At a Forum at Wayne State University last week, former Los Angeles Police Chief Bill Bratton and Detroit Police Chief Ralph Godbee suggested Michigan adopt sentence enhancements for gang members who commit crimes. The idea is that it will discourage gang-related violence, which is responsible for the high homicide rates in Detroit according to Godbee.
But before we go running to lawmakers to push for these “enhanced” punishments for organized crime, we should look at how Detroit’s criminal landscape differs from California in the late 90’s when Bratton was police chief.
Bratton talked about L.A.’s crime scene in a 2007 NPS interview:
“It’s the birthplace of the black gangs, the Bloods and the Crips. It is the historical birthplace of the Latino gangs [and the] Mexican mafia …”
In the late 90’s when Bratton took on the Californian Crips and the Bloods, it was easier to ID gang members. For starters, they wore distinctive colors. The gangs were larger, some spanning an entire city with key signs and symbols that were easier to spot and define.
But Detroit gangs are different. The problem isn’t Crips or Bloods but rather small, wild groups of friends and neighbors who dub themselves according to whatever street they live on. Names like “Fenkell Boys” or “Lafayette Goons” are just neighborhood cliques getting into beef with the gangs or cliques just one street over. These micro gangs are harder to identify.

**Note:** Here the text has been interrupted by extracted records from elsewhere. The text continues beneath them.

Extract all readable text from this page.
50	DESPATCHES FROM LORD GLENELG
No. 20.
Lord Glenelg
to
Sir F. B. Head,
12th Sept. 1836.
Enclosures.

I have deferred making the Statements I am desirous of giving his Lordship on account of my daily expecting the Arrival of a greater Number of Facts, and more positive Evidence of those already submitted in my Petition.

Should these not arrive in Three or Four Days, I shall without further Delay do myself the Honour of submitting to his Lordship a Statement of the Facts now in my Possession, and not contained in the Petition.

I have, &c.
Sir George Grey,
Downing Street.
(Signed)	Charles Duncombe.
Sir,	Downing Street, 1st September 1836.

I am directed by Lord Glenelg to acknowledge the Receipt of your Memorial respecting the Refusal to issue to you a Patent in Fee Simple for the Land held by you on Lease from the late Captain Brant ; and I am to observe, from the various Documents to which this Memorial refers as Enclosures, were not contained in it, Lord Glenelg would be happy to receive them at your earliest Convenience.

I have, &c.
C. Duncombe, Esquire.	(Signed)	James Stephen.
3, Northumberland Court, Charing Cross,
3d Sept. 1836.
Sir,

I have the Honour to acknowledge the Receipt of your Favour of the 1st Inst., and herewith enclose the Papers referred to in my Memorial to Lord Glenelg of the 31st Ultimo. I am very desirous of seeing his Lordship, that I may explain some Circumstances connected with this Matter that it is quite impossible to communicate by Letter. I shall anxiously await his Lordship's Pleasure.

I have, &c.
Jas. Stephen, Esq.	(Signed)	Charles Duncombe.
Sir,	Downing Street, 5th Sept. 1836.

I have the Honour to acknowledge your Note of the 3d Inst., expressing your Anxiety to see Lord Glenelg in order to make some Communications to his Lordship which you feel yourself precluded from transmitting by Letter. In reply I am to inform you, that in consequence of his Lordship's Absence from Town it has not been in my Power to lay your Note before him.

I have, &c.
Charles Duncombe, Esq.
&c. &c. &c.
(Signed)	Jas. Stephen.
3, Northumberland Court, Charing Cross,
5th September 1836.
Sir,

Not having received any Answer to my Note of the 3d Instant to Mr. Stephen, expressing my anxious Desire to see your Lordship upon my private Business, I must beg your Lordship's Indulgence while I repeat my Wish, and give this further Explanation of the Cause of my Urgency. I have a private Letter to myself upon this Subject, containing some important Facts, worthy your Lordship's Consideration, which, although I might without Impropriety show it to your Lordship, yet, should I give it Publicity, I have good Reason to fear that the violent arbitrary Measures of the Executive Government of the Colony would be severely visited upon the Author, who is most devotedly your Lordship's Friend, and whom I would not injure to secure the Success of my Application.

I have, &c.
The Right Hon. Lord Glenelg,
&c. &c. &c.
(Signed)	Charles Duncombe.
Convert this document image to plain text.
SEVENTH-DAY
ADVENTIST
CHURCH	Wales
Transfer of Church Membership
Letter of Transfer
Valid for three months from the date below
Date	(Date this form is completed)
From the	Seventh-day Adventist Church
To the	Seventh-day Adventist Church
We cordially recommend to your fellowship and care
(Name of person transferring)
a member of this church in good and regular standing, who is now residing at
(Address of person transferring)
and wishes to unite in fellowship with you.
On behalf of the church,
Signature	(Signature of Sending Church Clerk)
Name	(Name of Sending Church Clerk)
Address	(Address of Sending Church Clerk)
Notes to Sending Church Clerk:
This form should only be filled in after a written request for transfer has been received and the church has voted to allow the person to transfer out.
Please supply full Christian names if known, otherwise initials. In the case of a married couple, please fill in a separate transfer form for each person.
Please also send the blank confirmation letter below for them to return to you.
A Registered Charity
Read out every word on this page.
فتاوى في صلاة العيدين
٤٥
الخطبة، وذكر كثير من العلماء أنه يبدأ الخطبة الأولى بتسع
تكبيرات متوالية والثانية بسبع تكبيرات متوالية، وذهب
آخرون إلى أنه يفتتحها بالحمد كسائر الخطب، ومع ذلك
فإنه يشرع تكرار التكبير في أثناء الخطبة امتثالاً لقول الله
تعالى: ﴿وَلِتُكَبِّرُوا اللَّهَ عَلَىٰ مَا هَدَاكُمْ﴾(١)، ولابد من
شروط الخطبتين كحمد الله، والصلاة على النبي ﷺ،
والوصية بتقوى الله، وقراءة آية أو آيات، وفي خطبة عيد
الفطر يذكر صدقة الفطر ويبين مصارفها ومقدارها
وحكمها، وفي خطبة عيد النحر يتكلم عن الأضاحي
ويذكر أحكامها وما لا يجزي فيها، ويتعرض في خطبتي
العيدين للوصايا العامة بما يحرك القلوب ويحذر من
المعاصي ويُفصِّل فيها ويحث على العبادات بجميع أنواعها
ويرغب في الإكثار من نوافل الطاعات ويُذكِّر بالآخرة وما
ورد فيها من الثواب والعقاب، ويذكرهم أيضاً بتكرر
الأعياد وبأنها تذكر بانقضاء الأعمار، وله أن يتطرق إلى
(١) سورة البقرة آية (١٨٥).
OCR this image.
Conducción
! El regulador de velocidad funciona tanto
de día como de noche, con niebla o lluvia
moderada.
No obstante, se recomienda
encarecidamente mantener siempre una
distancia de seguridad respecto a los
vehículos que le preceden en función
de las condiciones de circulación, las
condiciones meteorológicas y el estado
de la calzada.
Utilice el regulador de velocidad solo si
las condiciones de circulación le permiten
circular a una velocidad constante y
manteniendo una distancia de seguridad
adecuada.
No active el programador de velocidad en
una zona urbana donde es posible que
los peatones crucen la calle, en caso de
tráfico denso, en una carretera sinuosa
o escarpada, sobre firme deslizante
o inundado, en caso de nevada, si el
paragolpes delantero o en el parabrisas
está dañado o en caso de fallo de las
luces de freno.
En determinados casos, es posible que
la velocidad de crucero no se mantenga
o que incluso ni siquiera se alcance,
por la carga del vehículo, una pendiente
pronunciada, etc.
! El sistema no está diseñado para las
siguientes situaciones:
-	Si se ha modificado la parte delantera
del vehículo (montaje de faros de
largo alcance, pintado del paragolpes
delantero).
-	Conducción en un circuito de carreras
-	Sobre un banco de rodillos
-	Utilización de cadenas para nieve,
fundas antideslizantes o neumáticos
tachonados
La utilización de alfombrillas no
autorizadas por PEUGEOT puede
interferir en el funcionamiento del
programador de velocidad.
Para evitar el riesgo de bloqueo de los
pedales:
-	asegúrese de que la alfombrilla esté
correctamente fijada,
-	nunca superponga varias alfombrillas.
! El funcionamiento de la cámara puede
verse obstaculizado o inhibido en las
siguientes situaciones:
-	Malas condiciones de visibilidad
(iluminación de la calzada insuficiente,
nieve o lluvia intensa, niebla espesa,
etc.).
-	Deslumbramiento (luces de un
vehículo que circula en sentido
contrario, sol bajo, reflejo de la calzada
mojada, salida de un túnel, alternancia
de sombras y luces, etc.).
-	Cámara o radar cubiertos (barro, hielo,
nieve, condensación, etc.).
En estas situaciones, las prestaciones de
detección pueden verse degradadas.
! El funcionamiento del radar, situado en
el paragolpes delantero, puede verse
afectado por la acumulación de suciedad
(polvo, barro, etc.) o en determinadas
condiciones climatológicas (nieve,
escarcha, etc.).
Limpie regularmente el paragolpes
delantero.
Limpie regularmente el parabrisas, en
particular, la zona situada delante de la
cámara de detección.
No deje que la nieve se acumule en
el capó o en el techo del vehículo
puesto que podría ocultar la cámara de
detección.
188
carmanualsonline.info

Detroit City Council Member James Tate, who formerly served as deputy police chief in Detroit, said it is hard to ID gangs in this city:
“Our gangs are really just people who get together and get themselves a name. We have to redefine what we call a gang. They’re not all the same colors or anything like that.”
While crime fighting is tricky, we have to be careful not to be so reactionary and take a closer look at preventative measures. It would take intensive community policing to keep up on all of the city’s little crime cliques since they are often remote, smaller than big organized crime circles, and change constantly.